Colour has always been a thorny matter, from the days of process printing through to our current digital world. Back in the time of working with separations, our jobs were produced initially as four images which represented cyan, magenta, yellow and black. The details were transferred to a plate and then printed in sequence on a press which resulted in a four-colour result. To produce a proof it was common to make a set of progressives to represent the impression from each plate, building up with each colour so that that press operator could match up the inks. It was at this stage that errors could be corrected to make sure that the final result was as intended. We had no computer guidance, so we used our eyes and our experience to get it right.
Nowadays working with colour has become more critical and this hasn't been helped by the confusion which still reigns with the difference between RGB (an additive colour model) and CMYK (which is subtractive). By their nature, computer screens work on the former of these and what we see on our monitors is based on additive light. Printed output is subtractive, presenting colours that our eyes recognise by reflection. Put like this, it's pretty amazing that we ever get what we need in terms of colour accuracy. This is why a footprint was needed to bring a commonality to the way colour is interpreted, and why we should pay attention to colour space.

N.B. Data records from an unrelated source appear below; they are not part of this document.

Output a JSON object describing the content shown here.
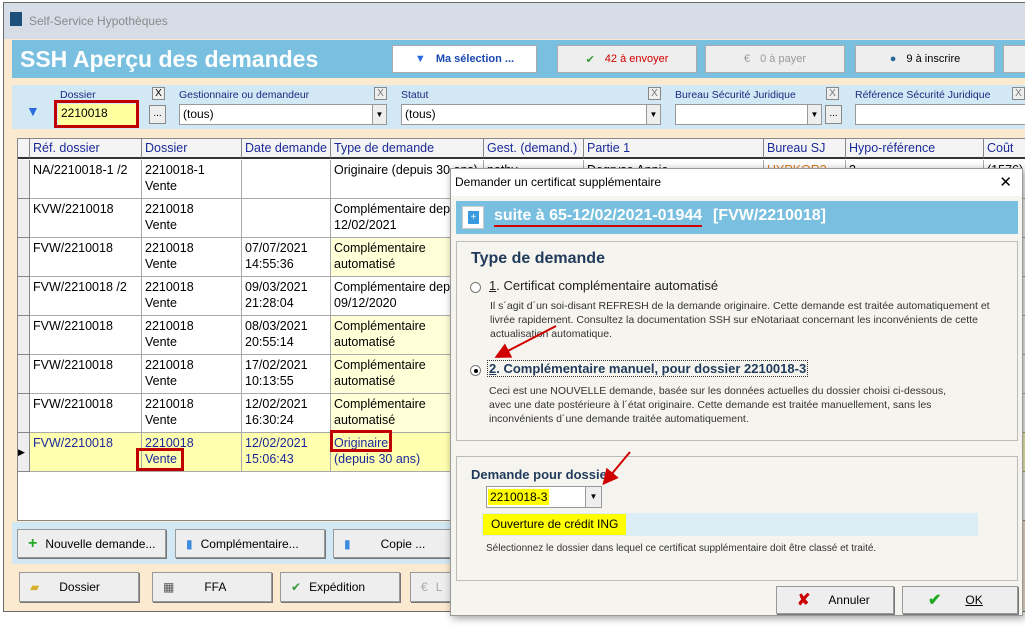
{
  "window": {
    "title": "Self-Service Hypothèques"
  },
  "header": {
    "title": "SSH  Aperçu des demandes",
    "buttons": [
      {
        "label": "Ma sélection ...",
        "icon": "filter-icon"
      },
      {
        "label": "42 à envoyer",
        "icon": "send-icon",
        "color": "#d00000"
      },
      {
        "label": "0 à payer",
        "icon": "euro-icon"
      },
      {
        "label": "9 à inscrire",
        "icon": "globe-icon"
      }
    ]
  },
  "filters": {
    "dossier_label": "Dossier",
    "dossier_value": "2210018",
    "gestionnaire_label": "Gestionnaire ou demandeur",
    "gestionnaire_value": "(tous)",
    "statut_label": "Statut",
    "statut_value": "(tous)",
    "bureau_label": "Bureau Sécurité Juridique",
    "bureau_value": "",
    "reference_label": "Référence Sécurité Juridique",
    "reference_value": "",
    "clear": "X",
    "more": "..."
  },
  "grid": {
    "columns": [
      "Réf. dossier",
      "Dossier",
      "Date demande",
      "Type de demande",
      "Gest. (demand.)",
      "Partie 1",
      "Bureau SJ",
      "Hypo-référence",
      "Coût"
    ],
    "rows": [
      {
        "ref": "NA/2210018-1 /2",
        "dossier": "2210018-1",
        "dossier2": "Vente",
        "date": "",
        "time": "",
        "type": "Originaire (depuis 30 ans)",
        "type2": "",
        "gest": "nathy",
        "partie": "Degryse Annie",
        "bureau": "HYPKOR2",
        "hypo": "2",
        "cout": "(1576)"
      },
      {
        "ref": "KVW/2210018",
        "dossier": "2210018",
        "dossier2": "Vente",
        "date": "",
        "time": "",
        "type": "Complémentaire depuis",
        "type2": "12/02/2021"
      },
      {
        "ref": "FVW/2210018",
        "dossier": "2210018",
        "dossier2": "Vente",
        "date": "07/07/2021",
        "time": "14:55:36",
        "type": "Complémentaire",
        "type2": "automatisé"
      },
      {
        "ref": "FVW/2210018 /2",
        "dossier": "2210018",
        "dossier2": "Vente",
        "date": "09/03/2021",
        "time": "21:28:04",
        "type": "Complémentaire depuis",
        "type2": "09/12/2020"
      },
      {
        "ref": "FVW/2210018",
        "dossier": "2210018",
        "dossier2": "Vente",
        "date": "08/03/2021",
        "time": "20:55:14",
        "type": "Complémentaire",
        "type2": "automatisé"
      },
      {
        "ref": "FVW/2210018",
        "dossier": "2210018",
        "dossier2": "Vente",
        "date": "17/02/2021",
        "time": "10:13:55",
        "type": "Complémentaire",
        "type2": "automatisé"
      },
      {
        "ref": "FVW/2210018",
        "dossier": "2210018",
        "dossier2": "Vente",
        "date": "12/02/2021",
        "time": "16:30:24",
        "type": "Complémentaire",
        "type2": "automatisé"
      },
      {
        "ref": "FVW/2210018",
        "dossier": "2210018",
        "dossier2": "Vente",
        "date": "12/02/2021",
        "time": "15:06:43",
        "type": "Originaire",
        "type2": "(depuis 30 ans)",
        "selected": true
      }
    ]
  },
  "actions": {
    "new": "Nouvelle demande...",
    "complementaire": "Complémentaire...",
    "copie": "Copie ...",
    "dossier": "Dossier",
    "ffa": "FFA",
    "expedition": "Expédition",
    "l": "L"
  },
  "dialog": {
    "title": "Demander un certificat supplémentaire",
    "close": "✕",
    "band_ref": "suite à 65-12/02/2021-01944",
    "band_dossier": "[FVW/2210018]",
    "section_title": "Type de demande",
    "option1_num": "1",
    "option1_label": ". Certificat complémentaire automatisé",
    "option1_desc": "Il s´agit d´un soi-disant REFRESH de la demande originaire. Cette demande est traitée automatiquement et livrée rapidement. Consultez la documentation SSH sur eNotariaat concernant les inconvénients de cette actualisation automatique.",
    "option2_num": "2",
    "option2_label": ". Complémentaire manuel, pour dossier 2210018-3",
    "option2_desc": "Ceci est une NOUVELLE demande, basée sur les données actuelles du dossier choisi ci-dessous, avec une date postérieure à l´état originaire. Cette demande est traitée manuellement, sans les inconvénients d´une demande traitée automatiquement.",
    "selected_option": 2,
    "dossier_label": "Demande pour dossier",
    "dossier_value": "2210018-3",
    "dossier_info": "Ouverture de crédit  ING",
    "hint": "Sélectionnez le dossier dans lequel ce certificat supplémentaire doit être classé et traité.",
    "cancel": "Annuler",
    "ok": "OK"
  },
  "colors": {
    "header_blue": "#79bfe0",
    "highlight_yellow": "#ffff00",
    "annotation_red": "#c00000"
  }
}
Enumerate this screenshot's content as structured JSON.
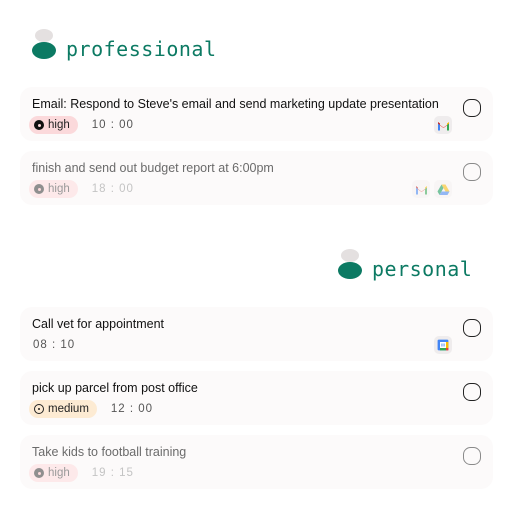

Working in the right colour space helps ensure that even difficult shades are reproduced correctly on the output device
Back in the analogue days, we could rely on Pantone (and still do), and its equivalents, to provide an accurately printed description and example of colour which made manual matching possible. Today, with digital generation being par for the course, it is less clearly defined and a different type of reference is needed to ensure continuity from input device to output device.
As in mathematical formulae, colour represents an abstract which needs to be allocated a mapping function so that the tuples, or elements, can be referenced to provide a definitive gamut which is used to create a colour space. In simple terms, this means that combining the colour model with its mapping generates the space in which it sits. This space describes the range of colours, or gamut, and the range in which we can work in a controlled manner.
Working within a specific colour space when producing data for print is essential. The wider the gamut, the more information that be can included in the final print, via profiles which represent the necessary look-up tables which describe the properties within the colour space. And these crucial principles of colour management are vital in today's workflow.